Gbachrach, let's face it -- the Palestinians are not going to "get over it." The Zionist fantasy has always been that the Arabs will some day accept them -- and until then there will an Iron Wall. Well, now there is an Iron Wall -- and you think it reduces terrorism. Fine -- but ask yourself this. How much "anti-Israel" sentiment was there in Israel and the West thirty years ago -- and how much is there today. What is changing here? OK, so maybe I have been brainwashed. But forty years ago you had George Ball and Paul Findlay. And nobody listened to them. Forty years ago you had Breirah, and nobody listened to them. Thirty years ago there were no Israeli human rights groups like BTselem, Mahsom Watch, Taayush, ICAHD, Women in Black, Gush Shalom, Shovrim Shtikah, Combattants for Peace, Yesh Gvul, Ometz le-Sarev, and these are just the ones I can think of...
What are you going to when the strongest criticism of Israel comes not from Arabs, not from antisemites, but from Haaretz, Israel's most widely-read paper outside of Israel. Did this ever happen before. Granted, Israel has imported a lot of Russian nationalists to make sure that there will be a constant flow of ethnic nationalists without liberal traditions. But how long will this go on?
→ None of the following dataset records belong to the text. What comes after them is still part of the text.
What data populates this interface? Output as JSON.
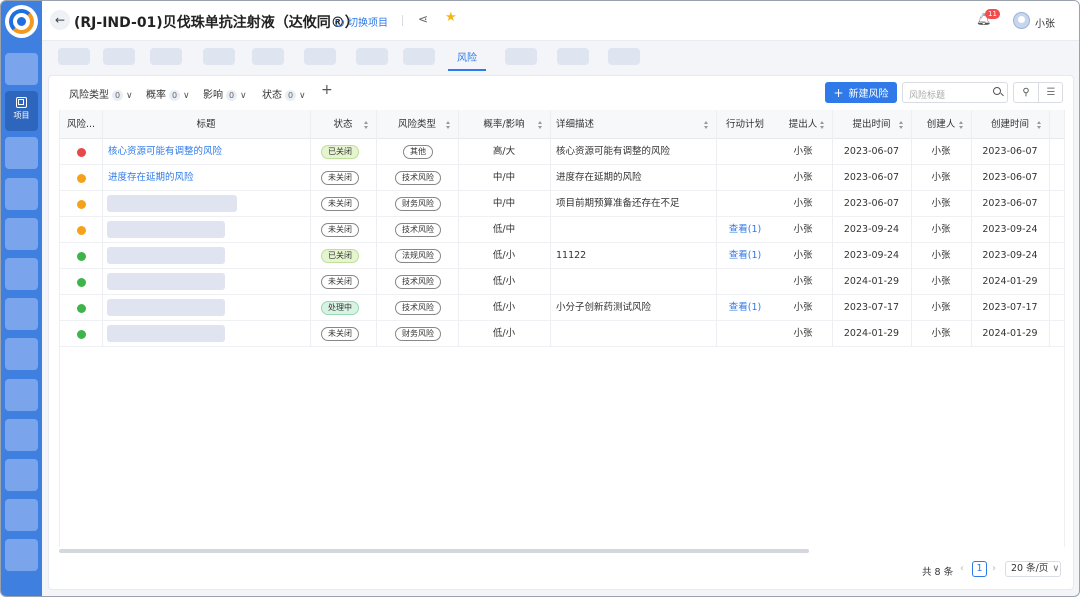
{
  "header": {
    "title": "(RJ-IND-01)贝伐珠单抗注射液（达攸同®）",
    "switch_label": "切换项目",
    "notification_count": "11",
    "user_name": "小张"
  },
  "sidebar": {
    "active_label": "项目"
  },
  "tabs": {
    "active_label": "风险"
  },
  "toolbar": {
    "filters": [
      {
        "label": "风险类型",
        "count": "0"
      },
      {
        "label": "概率",
        "count": "0"
      },
      {
        "label": "影响",
        "count": "0"
      },
      {
        "label": "状态",
        "count": "0"
      }
    ],
    "add_label": "+",
    "new_button": "新建风险",
    "search_placeholder": "风险标题"
  },
  "table": {
    "columns": [
      "风险...",
      "标题",
      "状态",
      "风险类型",
      "概率/影响",
      "详细描述",
      "行动计划",
      "提出人",
      "提出时间",
      "创建人",
      "创建时间"
    ],
    "rows": [
      {
        "dot": "#e84848",
        "title": "核心资源可能有调整的风险",
        "status": "已关闭",
        "status_style": "done",
        "type": "其他",
        "prob": "高/大",
        "desc": "核心资源可能有调整的风险",
        "plan": "",
        "proposer": "小张",
        "proposed": "2023-06-07",
        "creator": "小张",
        "created": "2023-06-07"
      },
      {
        "dot": "#f5a21b",
        "title": "进度存在延期的风险",
        "status": "未关闭",
        "status_style": "open",
        "type": "技术风险",
        "prob": "中/中",
        "desc": "进度存在延期的风险",
        "plan": "",
        "proposer": "小张",
        "proposed": "2023-06-07",
        "creator": "小张",
        "created": "2023-06-07"
      },
      {
        "dot": "#f5a21b",
        "title": "",
        "status": "未关闭",
        "status_style": "open",
        "type": "财务风险",
        "prob": "中/中",
        "desc": "项目前期预算准备还存在不足",
        "plan": "",
        "proposer": "小张",
        "proposed": "2023-06-07",
        "creator": "小张",
        "created": "2023-06-07"
      },
      {
        "dot": "#f5a21b",
        "title": "",
        "status": "未关闭",
        "status_style": "open",
        "type": "技术风险",
        "prob": "低/中",
        "desc": "",
        "plan": "查看(1)",
        "proposer": "小张",
        "proposed": "2023-09-24",
        "creator": "小张",
        "created": "2023-09-24"
      },
      {
        "dot": "#3db54a",
        "title": "",
        "status": "已关闭",
        "status_style": "done",
        "type": "法规风险",
        "prob": "低/小",
        "desc": "11122",
        "plan": "查看(1)",
        "proposer": "小张",
        "proposed": "2023-09-24",
        "creator": "小张",
        "created": "2023-09-24"
      },
      {
        "dot": "#3db54a",
        "title": "",
        "status": "未关闭",
        "status_style": "open",
        "type": "技术风险",
        "prob": "低/小",
        "desc": "",
        "plan": "",
        "proposer": "小张",
        "proposed": "2024-01-29",
        "creator": "小张",
        "created": "2024-01-29"
      },
      {
        "dot": "#3db54a",
        "title": "",
        "status": "处理中",
        "status_style": "active",
        "type": "技术风险",
        "prob": "低/小",
        "desc": "小分子创新药测试风险",
        "plan": "查看(1)",
        "proposer": "小张",
        "proposed": "2023-07-17",
        "creator": "小张",
        "created": "2023-07-17"
      },
      {
        "dot": "#3db54a",
        "title": "",
        "status": "未关闭",
        "status_style": "open",
        "type": "财务风险",
        "prob": "低/小",
        "desc": "",
        "plan": "",
        "proposer": "小张",
        "proposed": "2024-01-29",
        "creator": "小张",
        "created": "2024-01-29"
      }
    ]
  },
  "pagination": {
    "total": "共 8 条",
    "current_page": "1",
    "page_size": "20 条/页"
  }
}
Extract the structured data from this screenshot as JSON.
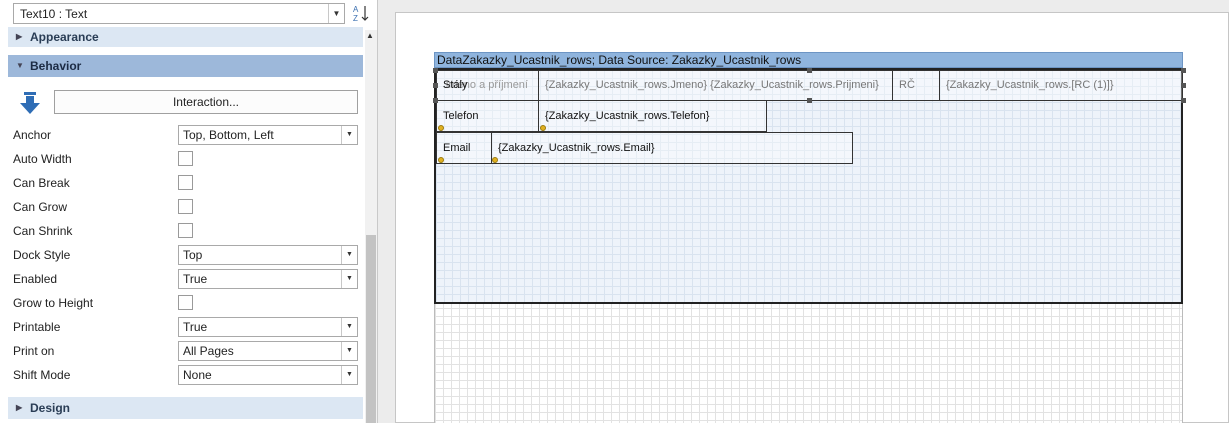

Well, anyway, you get a yashar koah for hanging here as long as you have. If you have been here so far, you must have a few hirhure kefirah, though you will never admit it on the blog...
So at least take care of yourself, and stay in the US, where, as a Jew, you have a better chance of survival than in Israel.
In rereading what I had written to gbachrach, I gave the impression that there were no human rights movements in Israel 30 years ago, which is obviously false. There were movements before and after the founding of the State that fought against the Zionists and then the Israel goverment in the name of justice, peace, and human rights. We Johnny-come-lately's would do well to honor the memory of those groups, and their courage.
I'm usually a pessimist - more than Phil Weiss whose optimism sometimes seems to defy logic. But your post here put tears in my eyes. Yes, things are dire, but you're right, we (if I may presume a "we") should also remember those reasons why history is not entirely a rout of justice by injustice.
In their response to their critics, Walt & Mearsheimer incude a long section on Benny Morris's critique (p. 25-43). Basically, they point out that Morris's attack on M/W completely contradicts his own writing:
"Much of what Morris says about partition in the New Republic is at odds with his extensive prior writings as well as the work of numerous other first-rate scholars who have written on the matter. Morris is certainly free to disagree with us today, but only by repudiating his prior scholarship."
By the way, Walt & Mearsheimer wrote their response in December 2006, but for some reason they waited until their book was released in September 2007 to make the response public.
Point of correction: It's Jeff Weintraub, not Weinblatt.
Thanks. Like many others I have not read or bought the book version of Israel Lobby because I read the original versions, and, of course, that does a disservice to the authors.
And, indeed, it is Weintraub, and I apologize to Jeff for my typing. You may want to send the W and M business to him, but he may have written something already on it.